How one community organization shifted during the pandemic to care for Halifax's most vulnerable citizens

"Can I stay here?"

It was a simple question posed to Megan MacBride by a man experiencing homelessness minutes after he was moved into a Halifax hotel room in April to quarantine safely from the COVID-19 global health emergency.

Like most hotel rooms, this one had a private bathroom with running water, and wasn't anything like the crowded shelters the man normally frequented, and where his chances of being infected with COVID-19 (or infecting others) could potentially increase.

"If I can stay here," the man said to MacBride, "I think I could really turn my life around."

As a community social worker with the North End Community Health Centre (NECHC) in Halifax, Nova Scotia, when MacBride first heard the question, it took her by surprise. But her surprise quickly turned to anger.

"A person experiencing homelessness can't participate in stay-at-home orders and closing down public spaces means people don't have places to go during the day," said MacBride, adding that some clients have chronic illnesses like diabetes or heart diseases, making them more susceptible to the virus.

"Not having access to public washrooms makes it hard to stay on top of hygiene in normal circumstances, especially for women experiencing homelessness," said MacBride. "Regardless of the pandemic, the question just made me feel like this is how people should be treated all the time."

A quick shift of focus

Outside of the pandemic, the NECHC typically works with about 500 individuals experiencing homelessness in the area each year through a variety of services, including a primary mobile health care clinic offering addiction management services, dentalcare, pre-and-post natal care, and mental health supports.

The primary health care team administers these services via a mobile health clinic set up in a Sprinter van that is often parked at various locations in the North End community of Halifax, and which is outfitted with a fridge for medical supplies, and a system to access electronic medical records, stirrups, and a defibrillation device.

When Halifax began reporting initial cases of COVID-19, the NECHC quickly shifted its focus by administering about 1,000 tests for the virus along with moving about 40 of its immuno-compromised clients off the street and into hotel spaces so they could safely isolate as shelters were overcrowded.

"It was contributions like the one we received from TD that allowed us to start getting some of our clients into hotels,” said Marie-France LeBlanc, Executive Director of the NECHC, referring to the funding the organization received through the TD Community Resilience Initiative.

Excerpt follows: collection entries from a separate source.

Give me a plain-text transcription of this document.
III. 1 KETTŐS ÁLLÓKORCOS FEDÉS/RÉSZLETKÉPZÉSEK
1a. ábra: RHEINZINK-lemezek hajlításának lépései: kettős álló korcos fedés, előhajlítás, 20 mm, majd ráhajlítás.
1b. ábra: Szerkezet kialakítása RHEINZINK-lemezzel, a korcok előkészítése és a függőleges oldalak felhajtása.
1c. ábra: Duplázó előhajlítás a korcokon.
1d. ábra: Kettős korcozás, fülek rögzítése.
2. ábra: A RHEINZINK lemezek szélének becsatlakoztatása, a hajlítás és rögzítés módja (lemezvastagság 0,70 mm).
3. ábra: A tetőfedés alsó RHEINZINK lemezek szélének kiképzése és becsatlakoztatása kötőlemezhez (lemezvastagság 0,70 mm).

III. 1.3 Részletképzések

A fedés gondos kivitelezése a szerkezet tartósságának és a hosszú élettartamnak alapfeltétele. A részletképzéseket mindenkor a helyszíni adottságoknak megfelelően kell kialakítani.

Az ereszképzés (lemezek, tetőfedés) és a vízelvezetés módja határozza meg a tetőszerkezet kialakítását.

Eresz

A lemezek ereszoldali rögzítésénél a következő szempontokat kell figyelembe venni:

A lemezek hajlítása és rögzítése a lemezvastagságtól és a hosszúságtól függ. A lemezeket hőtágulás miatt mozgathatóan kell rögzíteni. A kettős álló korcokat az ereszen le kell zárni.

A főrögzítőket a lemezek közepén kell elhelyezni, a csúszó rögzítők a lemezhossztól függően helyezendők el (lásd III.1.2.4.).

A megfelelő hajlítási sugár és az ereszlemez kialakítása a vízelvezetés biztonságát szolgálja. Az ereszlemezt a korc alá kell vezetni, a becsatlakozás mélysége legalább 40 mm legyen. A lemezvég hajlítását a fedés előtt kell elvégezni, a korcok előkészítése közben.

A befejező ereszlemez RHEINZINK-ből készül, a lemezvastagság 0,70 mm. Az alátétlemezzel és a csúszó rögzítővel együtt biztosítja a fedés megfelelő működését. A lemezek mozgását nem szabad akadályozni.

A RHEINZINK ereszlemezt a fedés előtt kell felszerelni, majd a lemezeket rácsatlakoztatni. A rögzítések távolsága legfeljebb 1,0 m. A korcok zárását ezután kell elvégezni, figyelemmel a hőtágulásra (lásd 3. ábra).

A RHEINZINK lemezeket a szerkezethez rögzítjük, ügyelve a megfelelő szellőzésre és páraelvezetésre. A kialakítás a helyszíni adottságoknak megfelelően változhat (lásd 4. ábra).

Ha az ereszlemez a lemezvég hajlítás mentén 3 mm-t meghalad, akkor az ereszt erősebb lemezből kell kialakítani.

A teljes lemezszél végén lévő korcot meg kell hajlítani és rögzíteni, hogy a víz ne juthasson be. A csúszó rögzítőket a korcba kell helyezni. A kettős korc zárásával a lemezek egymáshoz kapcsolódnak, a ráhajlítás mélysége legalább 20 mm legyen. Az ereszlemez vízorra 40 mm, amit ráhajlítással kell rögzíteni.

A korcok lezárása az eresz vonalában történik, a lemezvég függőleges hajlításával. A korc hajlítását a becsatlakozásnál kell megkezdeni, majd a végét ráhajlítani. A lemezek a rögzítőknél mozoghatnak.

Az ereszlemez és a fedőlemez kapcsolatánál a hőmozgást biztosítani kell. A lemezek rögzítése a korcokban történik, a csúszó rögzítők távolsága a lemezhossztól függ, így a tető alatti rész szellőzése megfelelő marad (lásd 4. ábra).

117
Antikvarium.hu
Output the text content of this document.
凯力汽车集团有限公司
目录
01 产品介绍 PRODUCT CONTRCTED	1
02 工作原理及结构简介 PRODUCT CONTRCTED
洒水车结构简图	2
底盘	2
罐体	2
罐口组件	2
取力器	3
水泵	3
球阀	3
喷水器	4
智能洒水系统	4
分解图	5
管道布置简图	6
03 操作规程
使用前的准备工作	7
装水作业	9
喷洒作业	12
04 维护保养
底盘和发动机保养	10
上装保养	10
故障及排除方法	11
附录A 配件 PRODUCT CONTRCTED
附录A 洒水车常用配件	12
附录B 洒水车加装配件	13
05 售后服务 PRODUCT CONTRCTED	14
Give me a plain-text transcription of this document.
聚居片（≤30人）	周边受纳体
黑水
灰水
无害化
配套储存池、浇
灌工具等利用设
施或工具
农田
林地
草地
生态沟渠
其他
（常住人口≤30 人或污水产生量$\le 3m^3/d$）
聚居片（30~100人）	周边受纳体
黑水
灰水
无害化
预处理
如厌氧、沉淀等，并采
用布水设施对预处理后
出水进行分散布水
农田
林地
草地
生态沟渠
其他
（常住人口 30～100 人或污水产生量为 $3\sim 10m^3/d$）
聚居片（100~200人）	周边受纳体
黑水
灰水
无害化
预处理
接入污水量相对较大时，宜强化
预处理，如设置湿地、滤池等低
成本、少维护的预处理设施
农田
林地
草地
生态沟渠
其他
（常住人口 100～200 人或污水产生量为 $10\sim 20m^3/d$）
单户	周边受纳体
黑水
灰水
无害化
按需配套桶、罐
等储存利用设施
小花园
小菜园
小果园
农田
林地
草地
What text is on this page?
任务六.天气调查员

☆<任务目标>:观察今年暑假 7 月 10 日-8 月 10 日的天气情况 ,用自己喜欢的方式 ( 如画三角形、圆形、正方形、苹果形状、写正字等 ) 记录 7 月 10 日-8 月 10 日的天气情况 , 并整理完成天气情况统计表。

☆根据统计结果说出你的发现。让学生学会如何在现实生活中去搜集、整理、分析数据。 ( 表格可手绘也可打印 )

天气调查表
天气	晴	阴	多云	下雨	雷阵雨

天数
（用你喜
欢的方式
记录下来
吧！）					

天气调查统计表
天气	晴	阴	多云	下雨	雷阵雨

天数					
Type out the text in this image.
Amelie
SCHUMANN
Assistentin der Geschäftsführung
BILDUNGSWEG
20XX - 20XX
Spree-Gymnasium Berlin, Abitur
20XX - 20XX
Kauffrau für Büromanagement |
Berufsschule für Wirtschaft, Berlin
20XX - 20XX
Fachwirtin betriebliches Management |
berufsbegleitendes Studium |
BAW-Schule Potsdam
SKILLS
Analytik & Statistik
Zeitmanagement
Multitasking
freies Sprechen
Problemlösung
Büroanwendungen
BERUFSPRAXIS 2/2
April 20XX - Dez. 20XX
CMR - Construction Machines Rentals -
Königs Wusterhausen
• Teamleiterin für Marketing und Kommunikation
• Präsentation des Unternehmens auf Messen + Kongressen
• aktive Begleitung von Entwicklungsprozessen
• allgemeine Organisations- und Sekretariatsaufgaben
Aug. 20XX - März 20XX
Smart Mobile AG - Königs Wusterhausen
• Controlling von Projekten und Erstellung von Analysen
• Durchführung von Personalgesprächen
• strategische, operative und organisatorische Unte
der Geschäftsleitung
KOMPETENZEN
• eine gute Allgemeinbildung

"We have a budget for our normal day-to-day operations, but when COVID hit it pushed us to have to operate outside our usual scope of work. We couldn’t have been as responsive without that support."

TD steps in to help with "seed money"

One of the aims of the TD Community Resilience Initiative, a $25-million initiative established by the Bank through the TD Ready Commitment when COVID-19 hit, is to assist community-based organizations respond to the immediate and long-term needs of community members during the pandemic. As part of the initiative, TD provided support to the Canadian Association of Community Health Centres and the U.S. National Association of Community Health Centers to support COVID-19 response in Canada and the U.S.

For the NECHC, this support helped fun emergency shelter spaces, food, and medicine.

LeBlanc said the organization was founded 49 years ago by three physicians to treat the predominantly Black members of the community in Halifax's North End at a time when racist practises made many wary of seeking medical care from traditional healthcare providers. Now, the team has grown to 55 people. 

"A lot of folks experiencing homelessness say they don't feel equally treated in traditional medical systems and so are mindful of it," said LeBlanc.

"We've been here for a while. When the pandemic hit this community, we were trusted to administer throat swabs and other care at a time when so much mis-information about the virus and what can happen to you was swirling."

LeBlanc said that the grant given by TD was the first the organization received, acting as "seed money" to be able to pivot quickly before funding from other organizations followed.

"TD was very responsive," said LeBlanc.

For MacBride, the ability to respond during the pandemic in a way that made more vulnerable members of the local community feel safe was a reminder of how all members of society, she says, should be treated, pandemic or not.

"This man was so grateful," recalls MacBride. "This was more than a hotel room for his physical safety. It was being treated with dignity and respect that made all the difference in the world for him. These are things many of us take for granted."